# Who is your favorite chocolate maker?



## catciao (Jan 23, 2002)

I'm doing research on global chocolatiers and I would like to know who you think produces the best chocolate and why. I'd especially like to know of any small producers from countries other than France and Italy. Hey, but if Valrhona is your favorite, tell me why you prefer it over others brands.


----------



## headless chicken (Apr 28, 2003)

I've only used Nestle's Noir, Lindt, and Valrhona and I like them all for different reasons.
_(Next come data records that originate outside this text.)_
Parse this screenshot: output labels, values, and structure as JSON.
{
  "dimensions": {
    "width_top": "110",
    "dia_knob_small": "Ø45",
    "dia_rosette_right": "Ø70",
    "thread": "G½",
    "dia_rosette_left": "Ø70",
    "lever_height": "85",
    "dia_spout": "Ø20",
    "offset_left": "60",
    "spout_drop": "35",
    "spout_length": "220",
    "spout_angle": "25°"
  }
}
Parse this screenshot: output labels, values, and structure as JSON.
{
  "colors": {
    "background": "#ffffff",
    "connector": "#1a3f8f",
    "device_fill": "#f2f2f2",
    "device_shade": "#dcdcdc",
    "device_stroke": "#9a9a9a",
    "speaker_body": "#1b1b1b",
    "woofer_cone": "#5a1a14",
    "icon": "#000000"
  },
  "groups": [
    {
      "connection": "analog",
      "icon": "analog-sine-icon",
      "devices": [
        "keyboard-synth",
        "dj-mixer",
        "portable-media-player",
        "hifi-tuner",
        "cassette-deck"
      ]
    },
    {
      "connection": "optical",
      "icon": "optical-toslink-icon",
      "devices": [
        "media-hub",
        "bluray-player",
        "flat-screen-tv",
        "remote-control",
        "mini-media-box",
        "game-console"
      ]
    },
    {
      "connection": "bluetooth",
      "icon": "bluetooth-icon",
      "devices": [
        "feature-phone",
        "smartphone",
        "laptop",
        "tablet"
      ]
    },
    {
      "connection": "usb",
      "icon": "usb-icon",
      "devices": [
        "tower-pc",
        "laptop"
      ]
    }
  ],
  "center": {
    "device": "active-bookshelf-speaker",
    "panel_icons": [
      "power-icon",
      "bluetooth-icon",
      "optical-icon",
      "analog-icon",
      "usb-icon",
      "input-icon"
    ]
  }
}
Noir - inexpensive, good flavor (for the $ you pay for), I had easy access to it until recently when the Nestle's Company Store stopped carrying it
Lindts - used this in school and its smooth, good flavor, relativily inexpensive, I can purchase in bulk quantities from my college
Valrona - best flavor and variety (chocolate from different regions of the worl), my beef is that its really expensive.


----------



## artameates (Mar 10, 2004)

In Cooks Illustrated, they rated cocoa powders. Dutch processed was prefered over natural in hot chocolate, pudding, shortbread, devils food cake and pudding cake testings. Thourough, arent they...

Best Dutch pro.
1. Callebaut (Best overall)
2. Hersheys european style (best value)
3 droste
4 schkinag
5 valrhona

Best natural
1 merckens
2 hersheys
3 nestles toll house
4 ghirardelli
5 scharffen berger


----------



## phishstyx (May 21, 2003)

I use Callebaut almost exclusively. I'm in a remote area with not the greatest resources available but I can order Callebaut in large quantities for a fairly reasonable cost considering what most quality chocolate costs. I love Callebaut for eating and that's my main test for whether or not I want to use something in the kitchen. I like Lindt (not as well as Callebaut but it's still very good) but don't have a source for bulk quantities and it's too expensive buying even the large bars in quantity locally. Valrhona is excellent as well but is definitely cost prohibitive here for large scale use.


----------



## coquille (Feb 16, 2004)

Dutch processed was prefered over natural 

thanks for the vote of confidence but callebaut is Belgium.....


----------



## rachel (Oct 27, 2001)

In terms of chocolatiers my favourite is Enric Rovira from Barcelona. Does chocolate in tile shapes like the slabs on Barcelona streets, fabulous chocolate flakes for hot chocolate and has a web-site which is under construction
http://www.enricrovira.com/


----------



## madl (Mar 6, 2005)

the best chocolate for me is Valrhona
but the best chocolate maker is ---> *MADL* from Austria


----------



## mikeb (Jun 29, 2004)

Barry Callebaut is the one I use most, it's very good.


----------